Biochemical pharmacology

Regulation of ceramide synthase 6 in a spontaneous experimental autoimmune encephalomyelitis model is sex dependent.

PMID 25173988


Ceramides (Cer) are mediators of inflammatory processes. In a chronic experimental autoimmune encephalomyelitis (EAE) model of multiple sclerosis (MS), we observed a significant elevation of C16-Cer and its synthesizing enzyme, ceramide synthase(CerS)6, in the lumbar spinal cord. In the present study, we have confirmed that C16-Cer and CerS6 are also upregulated in the lumbar spinal cord in a spontaneous relapse-remitting EAE model, using SJL mice overexpressing a transgenic T cell receptor (TCR1640). CerS6 was found to be expressed in macrophages, T cells and B cells in EAE lesions. In macrophages, we demonstrated that interferon gamma (IFN-γ)-induced CerS6 upregulation was amplified by 17ß-estradiol, an action that was further accompanied by increased upregulation of tumor necrosis factor alpha (TNF-α). Accordingly, CerS6 and TNF-α expression was upregulated predominantly in the spinal cord in female TCR1640 mice, which usually develop the relapse-remitting form of EAE, while male TCR1640 mice showed an attenuated regulation of CerS6 and TNF-α and exhibit mostly chronic disease progression.
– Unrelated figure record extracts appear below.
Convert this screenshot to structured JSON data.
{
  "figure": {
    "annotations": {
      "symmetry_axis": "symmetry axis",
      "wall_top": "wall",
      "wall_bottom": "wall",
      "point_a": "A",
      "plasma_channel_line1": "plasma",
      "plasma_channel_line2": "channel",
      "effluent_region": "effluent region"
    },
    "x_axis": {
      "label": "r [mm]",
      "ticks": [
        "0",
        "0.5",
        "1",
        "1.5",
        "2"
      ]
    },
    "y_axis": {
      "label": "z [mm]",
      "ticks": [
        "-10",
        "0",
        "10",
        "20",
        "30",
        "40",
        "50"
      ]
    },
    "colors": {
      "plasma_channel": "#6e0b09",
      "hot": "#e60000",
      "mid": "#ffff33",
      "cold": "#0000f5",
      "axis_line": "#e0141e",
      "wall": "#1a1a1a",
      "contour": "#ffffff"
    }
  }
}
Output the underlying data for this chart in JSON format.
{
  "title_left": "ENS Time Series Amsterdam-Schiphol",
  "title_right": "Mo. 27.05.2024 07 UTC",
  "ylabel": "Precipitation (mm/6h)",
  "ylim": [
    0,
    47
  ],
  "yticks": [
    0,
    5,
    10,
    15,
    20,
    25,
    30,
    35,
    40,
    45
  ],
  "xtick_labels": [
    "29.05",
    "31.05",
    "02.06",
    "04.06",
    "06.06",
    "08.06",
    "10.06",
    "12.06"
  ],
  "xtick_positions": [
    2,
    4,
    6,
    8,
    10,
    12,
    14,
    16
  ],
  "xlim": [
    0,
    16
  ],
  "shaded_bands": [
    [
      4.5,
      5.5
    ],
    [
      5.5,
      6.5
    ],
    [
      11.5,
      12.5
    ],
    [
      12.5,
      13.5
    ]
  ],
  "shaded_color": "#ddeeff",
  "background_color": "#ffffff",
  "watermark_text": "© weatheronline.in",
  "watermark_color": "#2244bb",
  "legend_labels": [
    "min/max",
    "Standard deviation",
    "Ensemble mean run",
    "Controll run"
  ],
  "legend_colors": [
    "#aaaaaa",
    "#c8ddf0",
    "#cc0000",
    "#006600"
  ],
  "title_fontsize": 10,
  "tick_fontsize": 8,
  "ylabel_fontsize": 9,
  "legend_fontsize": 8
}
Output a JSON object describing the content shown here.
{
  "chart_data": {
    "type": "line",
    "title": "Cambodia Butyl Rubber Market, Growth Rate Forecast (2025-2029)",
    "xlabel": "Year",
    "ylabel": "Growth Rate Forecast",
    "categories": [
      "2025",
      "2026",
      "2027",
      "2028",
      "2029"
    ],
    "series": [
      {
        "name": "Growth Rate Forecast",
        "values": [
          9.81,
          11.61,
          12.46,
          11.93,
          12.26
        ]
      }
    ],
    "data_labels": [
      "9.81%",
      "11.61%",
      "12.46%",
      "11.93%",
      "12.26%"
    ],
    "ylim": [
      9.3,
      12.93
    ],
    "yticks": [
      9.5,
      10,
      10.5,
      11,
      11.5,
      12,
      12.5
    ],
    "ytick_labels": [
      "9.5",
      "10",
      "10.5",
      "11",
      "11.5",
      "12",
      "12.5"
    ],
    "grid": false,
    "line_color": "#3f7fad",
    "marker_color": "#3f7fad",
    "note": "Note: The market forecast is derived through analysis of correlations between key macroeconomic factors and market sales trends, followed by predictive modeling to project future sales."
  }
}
Furthermore, expression of TNFR2, one of two receptors of TNF-α, which is linked to neuroprotection and remyelination, was also upregulated to a greater extent during EAE in female TCR1640 mice in comparison to male TCR1640 mice. Taken together, our results confirm the upregulation of CerS6 and C16-Cer in an adjuvant-independent, physiological EAE model and further suggest an anti-inflammatory role of CerS6 in the regulation of the disease course in female TCR1640 mice via TNF-α/TNFR2.